By Christian Mills, with Introduction by Peter Cross
As part of this ongoing series focused on exploring AI inferencing technology and its usage in game development (and other creative outlets), we feel privileged that Graphics Innovator, Christian Mills, has once again extended his series of Unity tutorials focused on leveraging the Intel® Distribution of OpenVINO™ toolkit in game development engines. Previous tutorials were heavily focused on style transfer technology, but with this one, he pivots to showing how similar development methodologies can be used to implement AI object detection technology in games. It is our hope that the developer community can use these foundational tutorials to expand their knowledge of AI and machine learning, and build even more amazing experiences. I feel we've only scratched the surface for what this technology can do to improve gaming and virtual experiences, and I can't wait to see what this new revolution in intelligent gaming inference brings to the world.

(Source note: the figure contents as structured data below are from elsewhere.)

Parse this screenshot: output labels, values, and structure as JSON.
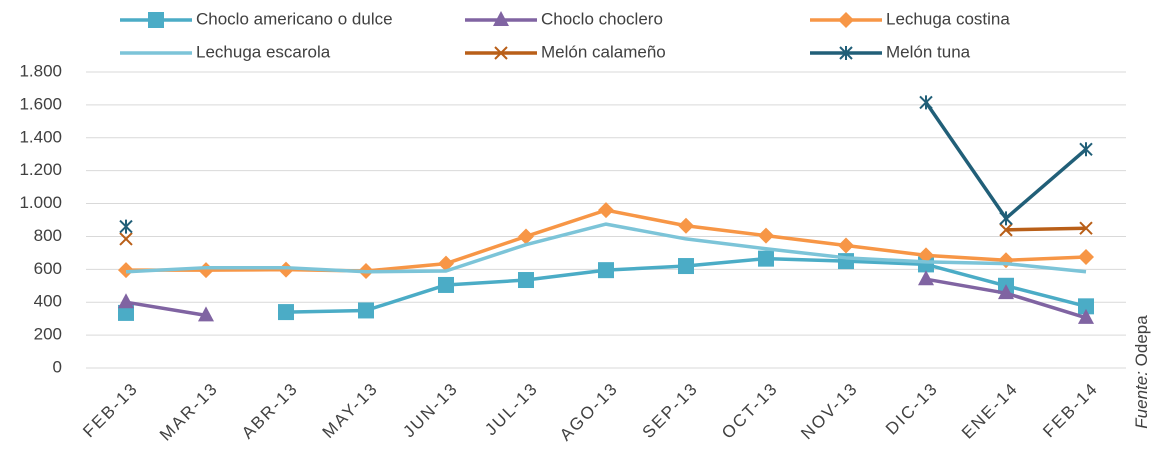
{
  "chart_data": {
    "type": "line",
    "categories": [
      "FEB-13",
      "MAR-13",
      "ABR-13",
      "MAY-13",
      "JUN-13",
      "JUL-13",
      "AGO-13",
      "SEP-13",
      "OCT-13",
      "NOV-13",
      "DIC-13",
      "ENE-14",
      "FEB-14"
    ],
    "series": [
      {
        "name": "Choclo americano o dulce",
        "color": "#4bacc6",
        "marker": "square",
        "values": [
          335,
          null,
          340,
          350,
          505,
          535,
          595,
          620,
          665,
          650,
          630,
          500,
          375
        ]
      },
      {
        "name": "Choclo choclero",
        "color": "#8064a2",
        "marker": "triangle",
        "values": [
          400,
          320,
          null,
          null,
          null,
          null,
          null,
          null,
          null,
          null,
          540,
          455,
          305
        ]
      },
      {
        "name": "Lechuga costina",
        "color": "#f79646",
        "marker": "diamond",
        "values": [
          595,
          595,
          598,
          590,
          635,
          800,
          960,
          865,
          805,
          745,
          685,
          655,
          675
        ]
      },
      {
        "name": "Lechuga escarola",
        "color": "#7cc4d8",
        "values": [
          585,
          610,
          610,
          585,
          590,
          750,
          875,
          785,
          725,
          670,
          645,
          635,
          585
        ]
      },
      {
        "name": "Melón calameño",
        "color": "#b95f18",
        "marker": "x",
        "values": [
          785,
          null,
          null,
          null,
          null,
          null,
          null,
          null,
          null,
          null,
          null,
          840,
          850
        ]
      },
      {
        "name": "Melón tuna",
        "color": "#215f78",
        "marker": "star",
        "values": [
          860,
          null,
          null,
          null,
          null,
          null,
          null,
          null,
          null,
          null,
          1615,
          910,
          1330
        ]
      }
    ],
    "ylim": [
      0,
      1800
    ],
    "yticks": [
      0,
      200,
      400,
      600,
      800,
      {
        "value": 1000,
        "label": "1.000"
      },
      {
        "value": 1200,
        "label": "1.200"
      },
      {
        "value": 1400,
        "label": "1.400"
      },
      {
        "value": 1600,
        "label": "1.600"
      },
      {
        "value": 1800,
        "label": "1.800"
      }
    ],
    "grid": true,
    "source_label": "Fuente:",
    "source": "Odepa"
  }
}
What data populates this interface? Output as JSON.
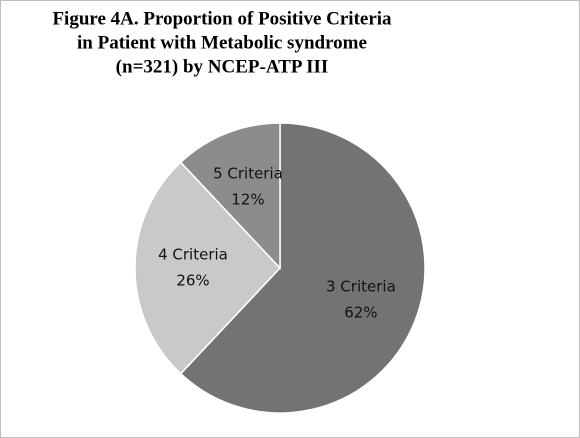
{
  "chart_data": {
    "type": "pie",
    "title": [
      "Figure 4A. Proportion of Positive Criteria",
      "in Patient  with Metabolic syndrome",
      "(n=321) by  NCEP-ATP III"
    ],
    "categories": [
      "3 Criteria",
      "4 Criteria",
      "5 Criteria"
    ],
    "values": [
      62,
      26,
      12
    ],
    "value_labels": [
      "62%",
      "26%",
      "12%"
    ],
    "colors": [
      "#737373",
      "#c9c9c9",
      "#8c8c8c"
    ]
  }
}
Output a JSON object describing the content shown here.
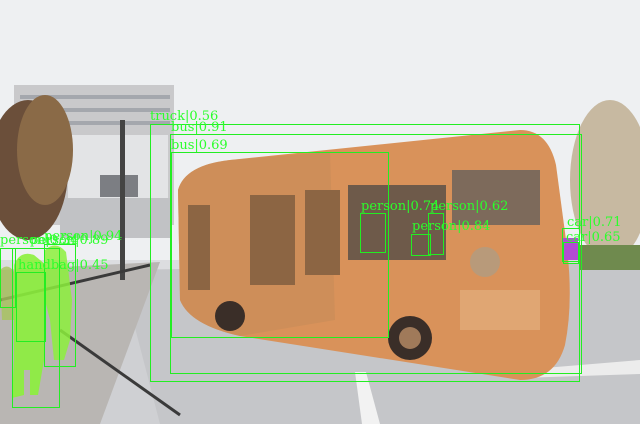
{
  "scene": {
    "description_colors": {
      "box": "#22ee22",
      "label": "#2bff2b",
      "bus_mask": "#d9925a",
      "person_mask": "#8cf03c"
    }
  },
  "detections": [
    {
      "id": "truck",
      "label": "truck|0.56"
    },
    {
      "id": "bus-a",
      "label": "bus|0.91"
    },
    {
      "id": "bus-b",
      "label": "bus|0.69"
    },
    {
      "id": "person-bus-1",
      "label": "person|0.74"
    },
    {
      "id": "person-bus-2",
      "label": "person|0.84"
    },
    {
      "id": "person-bus-3",
      "label": "person|0.62"
    },
    {
      "id": "car-right-1",
      "label": "car|0.71"
    },
    {
      "id": "car-right-2",
      "label": "car|0.65"
    },
    {
      "id": "person-left-1",
      "label": "person|0.94"
    },
    {
      "id": "person-left-2",
      "label": "person|0.89"
    },
    {
      "id": "person-left-3",
      "label": "person|0.34"
    },
    {
      "id": "handbag",
      "label": "handbag|0.45"
    }
  ]
}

In this tutorial series, we will explain how to perform object detection in the Unity* game engine with the OpenVINO™ Toolkit. As demonstrated above, object detection model allow us to locate and classify objects inside an image or video. Combining this functionality with Unity* unlocks significant potential for interactive applications.
These models can be trained to detect arbitrary types of objects provided, there is sufficient training data. They can also be trained to detect specific people, expressions, gestures, or poses. Models used in this tutorial have been trained on the COCO (Common Objects in Context) dataset, which contains 80 different object categories.
We will use the YOLOX model developed by Megvii. YOLOX is build on the YOLO (You Only Look Once) family of real-time object detection models and implement multiple recent advancements from object detection research. The YOLOX model provide one of the best tradeoffs between accuracy and inference speed at the time of writing.
Check out the video below to see how model performs in different settings using Intel® Iris® Xe MAX Graphics.
To access the OpenVINO™ Toolkit inside Unity*, we need to create a Dynamic link library (DLL) in Visual Studio. This will contain the code to perform inference with an object detection model. We can then call functions from this DLL inside a Unity* application by importing it as a native plugin.
In the first part, we will ensure that prerequisite software is installed in our system and download pretrained object detection models in the OpenVINO™ Intermediate Representation format, along with some test videos.
The following prerequisites are required to complete this tutorial.
This tutorial does not assume any prior experience with the OpenVINO™ Toolkit or Unity*. However, some basic experience with Unity* would be beneficial.
The target platform for this project is Windows 10 64-bit. The OpenVINO™ Toolkit does not appear to support 32-bit versions. Given that, the OpenVINO™ Toolkit is designed for Intel hardware, an Intel CPU and/or GPU is highly recommended.
The first prerequisite we will want to set up is Unity*. The Unity* Editor can be installed through the Unity* Hub, which can be downloaded from the link below.
- Unity* Hub: (download)
We will use Unity* 2020 LTS. The exact version can be downloaded from the links below.
- Unity* LTS Releases: (download)
- Download Unity* 2020.3.18 (LTS): (download)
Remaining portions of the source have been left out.